Although you have technically reached the top of Mt. Kilimanjaro when you reach to Gilman’s Point, we insisted on the additional three hours to reach Uhuru and return to Gilman’s. The descent back to Kibo was uneventful, probably because I was so internally joyful at our success in reaching the top that I didn’t have time to notice anything else. Two days later, we were back at our jungle inn where I experienced the first shower, shave, change od clean clothes and a cocktail that I’d had in eight days.

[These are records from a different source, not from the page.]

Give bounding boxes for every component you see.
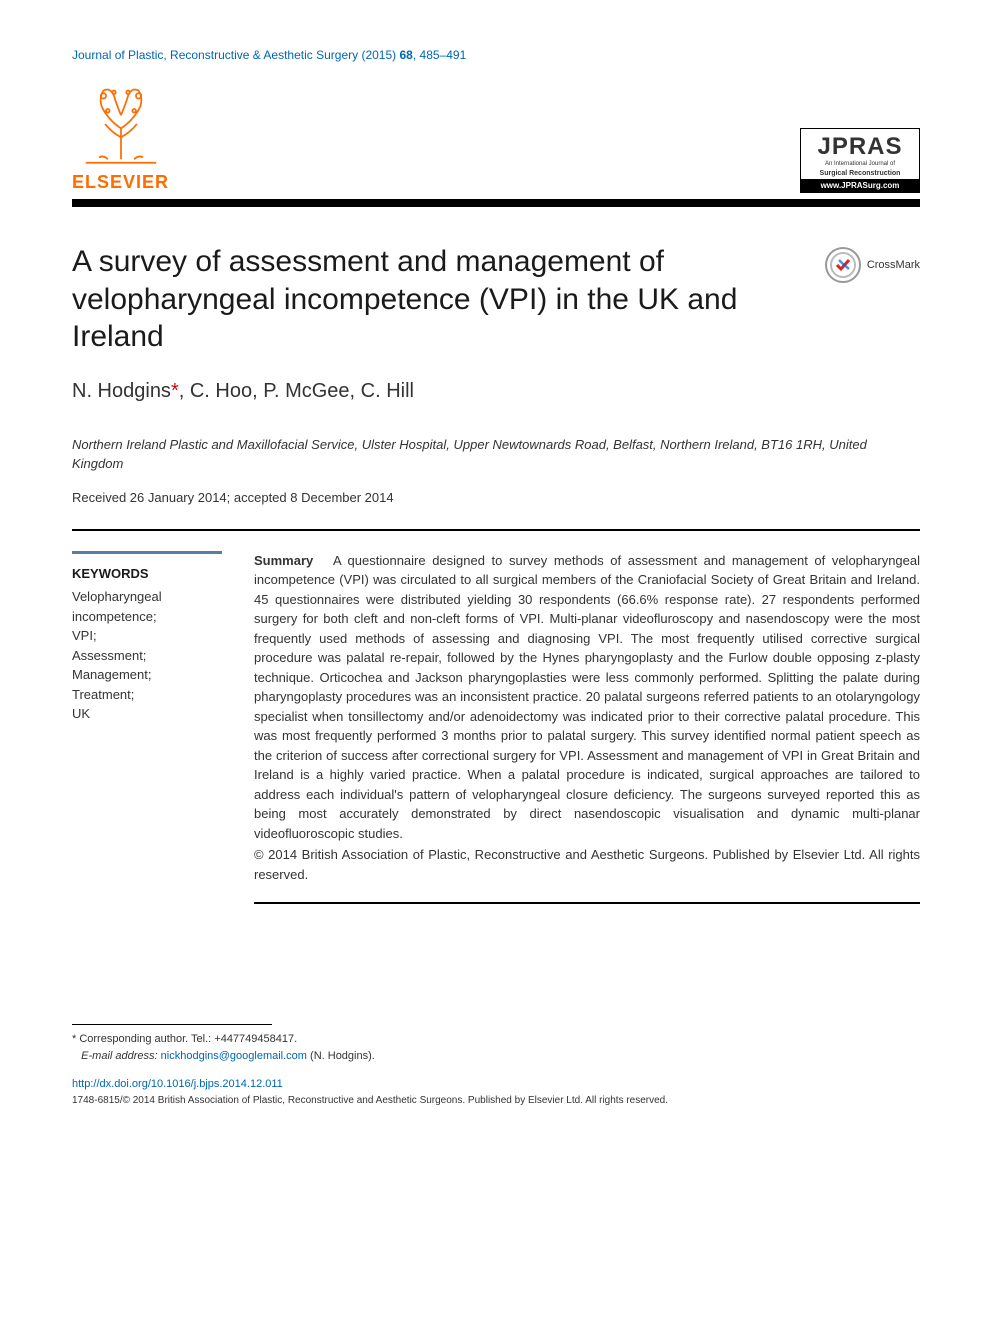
corresponding-author: * Corresponding author. Tel.: +447749458…: [72, 1031, 920, 1048]
email-paren: (N. Hodgins).: [307, 1050, 375, 1062]
article-dates: Received 26 January 2014; accepted 8 Dec…: [72, 490, 920, 505]
crossmark-icon: [825, 247, 861, 283]
summary-copyright: © 2014 British Association of Plastic, R…: [254, 845, 920, 884]
summary-label: Summary: [254, 553, 313, 568]
summary-column: Summary A questionnaire designed to surv…: [254, 551, 920, 905]
keyword-item: Velopharyngeal incompetence;: [72, 587, 222, 626]
abstract-block: KEYWORDS Velopharyngeal incompetence; VP…: [72, 551, 920, 905]
authors-text: N. Hodgins*, C. Hoo, P. McGee, C. Hill: [72, 380, 414, 402]
keyword-item: VPI;: [72, 626, 222, 646]
keywords-box: KEYWORDS Velopharyngeal incompetence; VP…: [72, 551, 222, 905]
keyword-item: Treatment;: [72, 685, 222, 705]
corresponding-star-icon: *: [171, 380, 179, 402]
article-title: A survey of assessment and management of…: [72, 243, 805, 356]
journal-badge: JPRAS An International Journal of Surgic…: [800, 128, 920, 193]
elsevier-tree-icon: [77, 80, 165, 168]
header-row: ELSEVIER JPRAS An International Journal …: [72, 80, 920, 193]
doi-link[interactable]: http://dx.doi.org/10.1016/j.bjps.2014.12…: [72, 1078, 283, 1090]
issn-copyright: 1748-6815/© 2014 British Association of …: [72, 1093, 920, 1108]
email-line: E-mail address: nickhodgins@googlemail.c…: [72, 1048, 920, 1065]
keyword-item: Management;: [72, 665, 222, 685]
journal-url: www.JPRASurg.com: [801, 179, 919, 192]
affiliation: Northern Ireland Plastic and Maxillofaci…: [72, 435, 920, 474]
journal-sub1: An International Journal of: [807, 161, 913, 168]
footer: * Corresponding author. Tel.: +447749458…: [72, 1024, 920, 1108]
thick-rule: [72, 199, 920, 207]
citation-volume: 68: [400, 48, 413, 62]
keyword-item: Assessment;: [72, 646, 222, 666]
footnote-rule: [72, 1024, 272, 1025]
doi-line: http://dx.doi.org/10.1016/j.bjps.2014.12…: [72, 1076, 920, 1093]
citation-link[interactable]: Journal of Plastic, Reconstructive & Aes…: [72, 48, 466, 62]
citation-journal: Journal of Plastic, Reconstructive & Aes…: [72, 48, 400, 62]
journal-acronym: JPRAS: [807, 135, 913, 159]
elsevier-wordmark: ELSEVIER: [72, 172, 169, 193]
title-row: A survey of assessment and management of…: [72, 243, 920, 356]
rule-below-abstract: [254, 902, 920, 904]
crossmark-label: CrossMark: [867, 259, 920, 271]
email-label: E-mail address:: [81, 1050, 157, 1062]
summary-text: A questionnaire designed to survey metho…: [254, 553, 920, 841]
email-link[interactable]: nickhodgins@googlemail.com: [161, 1050, 307, 1062]
journal-sub2: Surgical Reconstruction: [807, 170, 913, 177]
citation-line: Journal of Plastic, Reconstructive & Aes…: [72, 48, 920, 62]
elsevier-logo: ELSEVIER: [72, 80, 169, 193]
citation-pages: , 485–491: [413, 48, 466, 62]
keyword-item: UK: [72, 704, 222, 724]
crossmark-badge[interactable]: CrossMark: [825, 247, 920, 283]
rule-above-abstract: [72, 529, 920, 531]
authors-line: N. Hodgins*, C. Hoo, P. McGee, C. Hill: [72, 380, 920, 403]
keywords-heading: KEYWORDS: [72, 564, 222, 584]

I was filled with exhilaration.
One is bound to learn from such a big endeavor. I learned in particular that dreams only nourish us for so long and at some point they must be harnessed into reality. It was important for me to push hard outside my comfort zone, not in a recklessly dangerous way, yet enough that the adventure was a true challenge and required discipline and focus. The sense of accomplishment afterward is an ebullient high that no chemical substance can replicate.
After days of deprivation and no small discomfort, I became more grateful for my daily routine, and the comforting rhythm of the normal day. I learned that the joy of exciting adventure is amplified by the return to the warmth of home.
With a New Year, I know I must again set new goals and resolutions. In particular, I know there must be something on the list that makes me stretch and feel the blessing of satisfying accomplishment. What I know most now is that the cycle of dreams and accomplishments is the real key to youth. At any age.